Ecosystems just don’t work that way.  Like the reel I took apart as a kid, they function far better with all of their parts intact.

So anglers who depend on such ecosystems for the fish that they catch ought to be very aware of some bad provisions in both the House and Senate Magnuson Act reauthorization bills.

As in everything else, the House draft is the worse of the two.  It relieves managers from developing annual catch limits for “ecosystem component species”, which pretty well leaves fish such as the jolthead porgy (and plenty of others) out to dry.  

They could be overfished with impunity; the draft offers no relief.

But that is just one bad provision in a bill that is as malignant as cancer.  The only way to “fix” the House bill is to excise it from the Congressional calendar.  It has no saving grace.
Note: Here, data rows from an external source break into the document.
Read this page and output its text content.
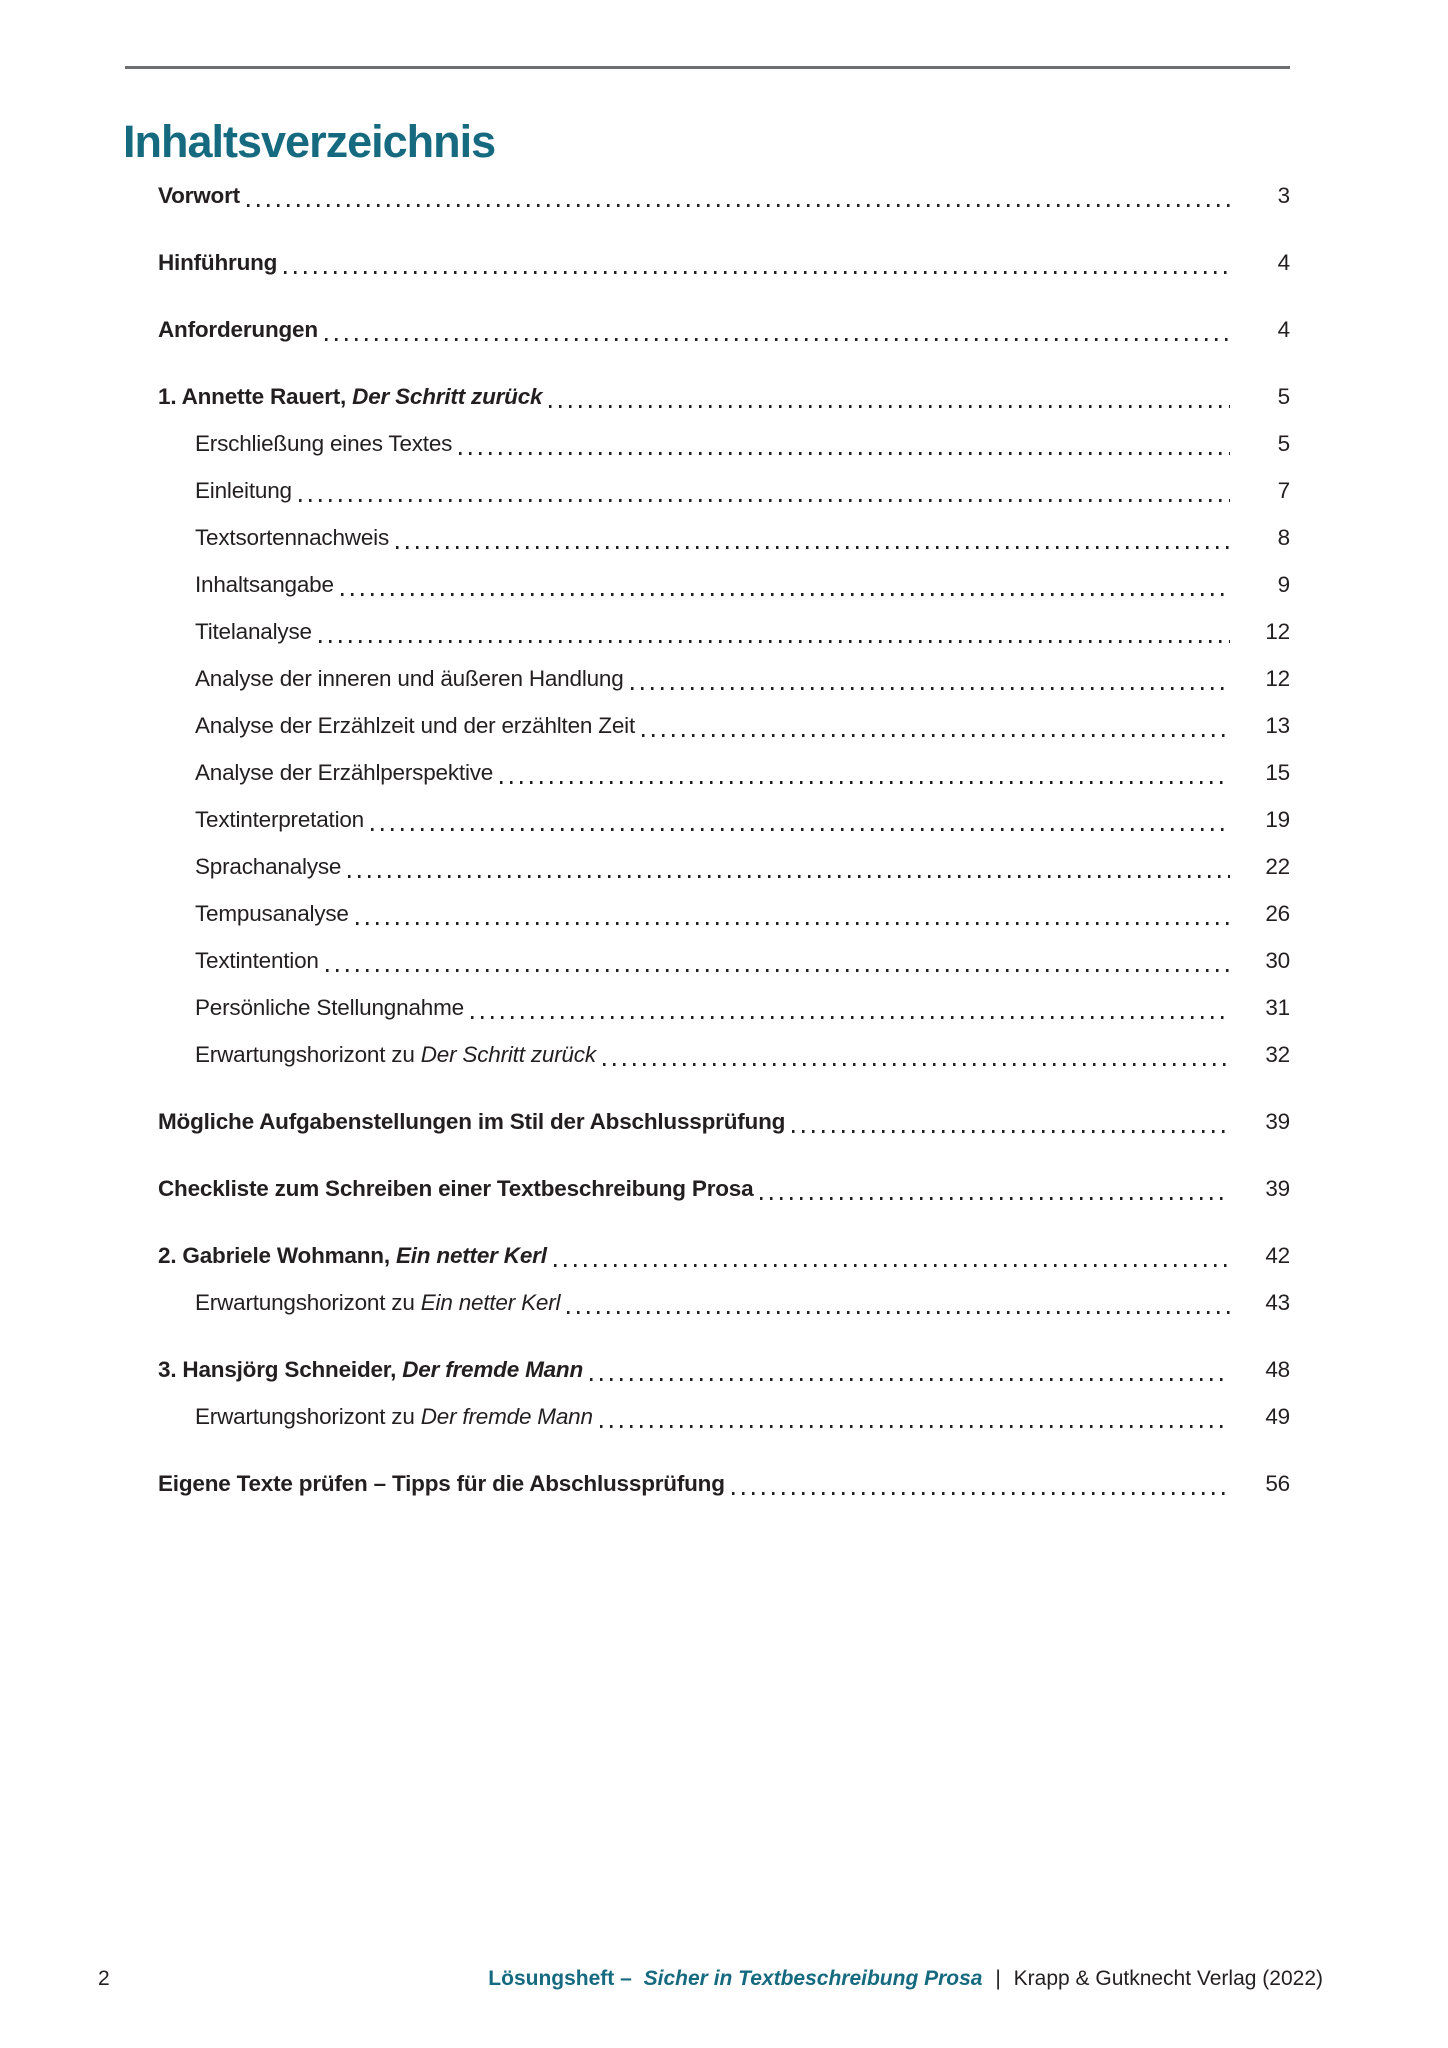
Inhaltsverzeichnis
Vorwort	3
Hinführung	4
Anforderungen	4
1. Annette Rauert, Der Schritt zurück	5
Erschließung eines Textes	5
Einleitung	7
Textsortennachweis	8
Inhaltsangabe	9
Titelanalyse	12
Analyse der inneren und äußeren Handlung	12
Analyse der Erzählzeit und der erzählten Zeit	13
Analyse der Erzählperspektive	15
Textinterpretation	19
Sprachanalyse	22
Tempusanalyse	26
Textintention	30
Persönliche Stellungnahme	31
Erwartungshorizont zu Der Schritt zurück	32
Mögliche Aufgabenstellungen im Stil der Abschlussprüfung	39
Checkliste zum Schreiben einer Textbeschreibung Prosa	39
2. Gabriele Wohmann, Ein netter Kerl	42
Erwartungshorizont zu Ein netter Kerl	43
3. Hansjörg Schneider, Der fremde Mann	48
Erwartungshorizont zu Der fremde Mann	49
Eigene Texte prüfen – Tipps für die Abschlussprüfung	56
2	Lösungsheft – Sicher in Textbeschreibung Prosa | Krapp & Gutknecht Verlag (2022)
On the other hand, the current Senate draft is a basically good bill that contains a few unfortunate provisions, which include the new definitions for “target fish”, which would include reef fish such as red snapper, and ‘non-target fish”, which would cover ecosystem components such as jolthead porgies. 

Under provisions of the Senate draft, “non-target fish” get lesser protections, and are not subject to accountability measures in the event of overfishing. 

That’s a little better than the House bill, as annual catch limits could still be set.  But limits without some sort of enforced accountability don’t help to much.  Fortunately, there is an easy fix:  Remove all of the references to “target fish” and “non-target fish”, and the problem goes away.

As it should.

For neither you nor I—nor anyone else—is wise enough to discern the natural role of every fish that swims.  Even when, with our limited vision, such role seems surpassingly small.

For small things can matter—in  a reel, in a salt marsh and—with absolute certainty—in an ecosystem somewhere near you.


  1. Charlie...
    Below is a link to a study regarding this topic.
    Greg DiDomenico
    Garden State Seafood Association

    1. Thanks. Although I think that, if they've identified the right predators, they're overreaching just a bit by saying that recreational fishing is causing the harm. Striped bass support both sectors up in Massachusetts (although anglers admittedly take the larger share). Blue crabs are also a shared resource, and neither sector particularly wants smooth dogfish. But fishing certainly seems to have created the problem.